Mapping metrics from the alignments generated by BWA-MEM and GEM3 indicated that both aligners perform similarly. Both tools were able to align over 99 percent of the reads although BWA-MEM mapped a higher proportion of reads with higher quality than GEM3 in some cases. However, the researchers reported differences in the speed of the tools. For example, the GEM3 alignment software took only six minutes to fully map the WES reads and 120 minutes to map the WGS reads. In contrast, BWA-MEM required 16 minutes to complete its WES mapping and 570 minutes to map the full genome.
For the variant callers, Free Bayes returned results the fastest, requiring just over 40 minutes to process the WES sample and well under 200 minutes for the whole genome sample. In contrast, the GATK needed nearly 300 minutes for the WES samples and over 2,000 minutes for the WGS samples. SAMtools, meanwhile, required about 200 minutes for the WES and over 3,000 minutes for the WGS.
Ultimately, these results suggest that there is an optimal pipeline for sequence analysis. The choice depends on what sort of analysis the researcher wants to do and what IT resources are available to them. However, the study's authors offered some general guidelines based on their findings. For example, researchers who want fast results would perhaps be best served by using GEM3 and FreeBayes, Beltran said.
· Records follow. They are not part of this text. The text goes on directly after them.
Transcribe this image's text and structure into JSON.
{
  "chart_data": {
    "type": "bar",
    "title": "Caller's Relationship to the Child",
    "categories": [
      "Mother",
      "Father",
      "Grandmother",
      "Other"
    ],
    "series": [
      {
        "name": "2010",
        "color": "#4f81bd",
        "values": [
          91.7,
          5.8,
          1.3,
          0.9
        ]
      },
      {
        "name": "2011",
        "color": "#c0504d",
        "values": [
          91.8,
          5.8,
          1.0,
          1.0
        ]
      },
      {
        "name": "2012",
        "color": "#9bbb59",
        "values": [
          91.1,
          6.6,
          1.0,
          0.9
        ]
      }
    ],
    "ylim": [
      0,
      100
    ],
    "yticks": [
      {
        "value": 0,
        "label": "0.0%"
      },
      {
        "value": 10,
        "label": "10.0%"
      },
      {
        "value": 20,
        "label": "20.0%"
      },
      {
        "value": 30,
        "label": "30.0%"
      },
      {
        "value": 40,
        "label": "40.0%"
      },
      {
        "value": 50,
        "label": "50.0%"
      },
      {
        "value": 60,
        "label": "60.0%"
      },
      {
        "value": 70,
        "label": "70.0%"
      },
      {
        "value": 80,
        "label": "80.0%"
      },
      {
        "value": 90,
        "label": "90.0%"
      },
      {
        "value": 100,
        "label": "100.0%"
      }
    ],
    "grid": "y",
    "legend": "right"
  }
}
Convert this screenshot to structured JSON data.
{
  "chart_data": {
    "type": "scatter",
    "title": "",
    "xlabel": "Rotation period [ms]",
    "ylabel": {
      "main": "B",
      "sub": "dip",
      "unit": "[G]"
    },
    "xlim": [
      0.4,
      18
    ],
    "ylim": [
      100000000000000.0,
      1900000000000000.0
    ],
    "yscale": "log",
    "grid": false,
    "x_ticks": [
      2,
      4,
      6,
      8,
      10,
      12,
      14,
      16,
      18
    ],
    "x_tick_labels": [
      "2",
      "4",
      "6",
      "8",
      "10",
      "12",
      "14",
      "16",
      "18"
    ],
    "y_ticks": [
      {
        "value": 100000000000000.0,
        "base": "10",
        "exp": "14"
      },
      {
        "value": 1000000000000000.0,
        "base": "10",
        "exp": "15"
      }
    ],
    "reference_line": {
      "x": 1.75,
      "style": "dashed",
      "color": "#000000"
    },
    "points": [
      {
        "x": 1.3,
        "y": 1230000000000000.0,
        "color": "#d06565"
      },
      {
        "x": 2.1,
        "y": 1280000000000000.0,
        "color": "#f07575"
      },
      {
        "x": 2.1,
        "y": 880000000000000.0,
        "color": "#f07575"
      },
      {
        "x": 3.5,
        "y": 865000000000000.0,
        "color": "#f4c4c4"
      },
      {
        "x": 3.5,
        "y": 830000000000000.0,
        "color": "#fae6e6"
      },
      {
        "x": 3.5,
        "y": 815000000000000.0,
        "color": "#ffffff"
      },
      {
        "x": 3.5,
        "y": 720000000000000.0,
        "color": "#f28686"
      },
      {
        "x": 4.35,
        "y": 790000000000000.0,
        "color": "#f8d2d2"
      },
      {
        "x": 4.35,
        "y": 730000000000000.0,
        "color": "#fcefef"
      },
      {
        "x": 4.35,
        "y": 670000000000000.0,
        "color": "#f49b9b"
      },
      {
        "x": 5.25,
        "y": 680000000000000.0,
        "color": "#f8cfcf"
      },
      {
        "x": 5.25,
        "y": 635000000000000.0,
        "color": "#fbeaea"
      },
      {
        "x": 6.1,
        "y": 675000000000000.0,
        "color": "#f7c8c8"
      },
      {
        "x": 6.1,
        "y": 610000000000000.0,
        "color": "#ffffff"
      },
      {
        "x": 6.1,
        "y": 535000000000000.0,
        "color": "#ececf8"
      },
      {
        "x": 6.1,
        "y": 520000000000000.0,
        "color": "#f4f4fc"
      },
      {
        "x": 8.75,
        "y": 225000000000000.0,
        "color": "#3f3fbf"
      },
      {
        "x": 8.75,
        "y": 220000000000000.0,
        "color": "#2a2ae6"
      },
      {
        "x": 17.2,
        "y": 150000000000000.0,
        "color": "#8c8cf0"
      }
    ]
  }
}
Based on their tests, that combination would be "the fastest option while still giving you very good results," particularly for SNVs.
Overall, "we hope that this [study] will show that there is still room for improvement both in terms of accuracy of variant calling and in terms of reducing the time that these tools take to do their job," Beltran said. Moreover, it points researchers to alternative algorithms for their analysis pipelines. For example, "we show [that] BWA-MEM is not the only tool available for doing good mapping," he said. "GEM3 [does] a very good job … and actually can do it much faster than BWA-MEM."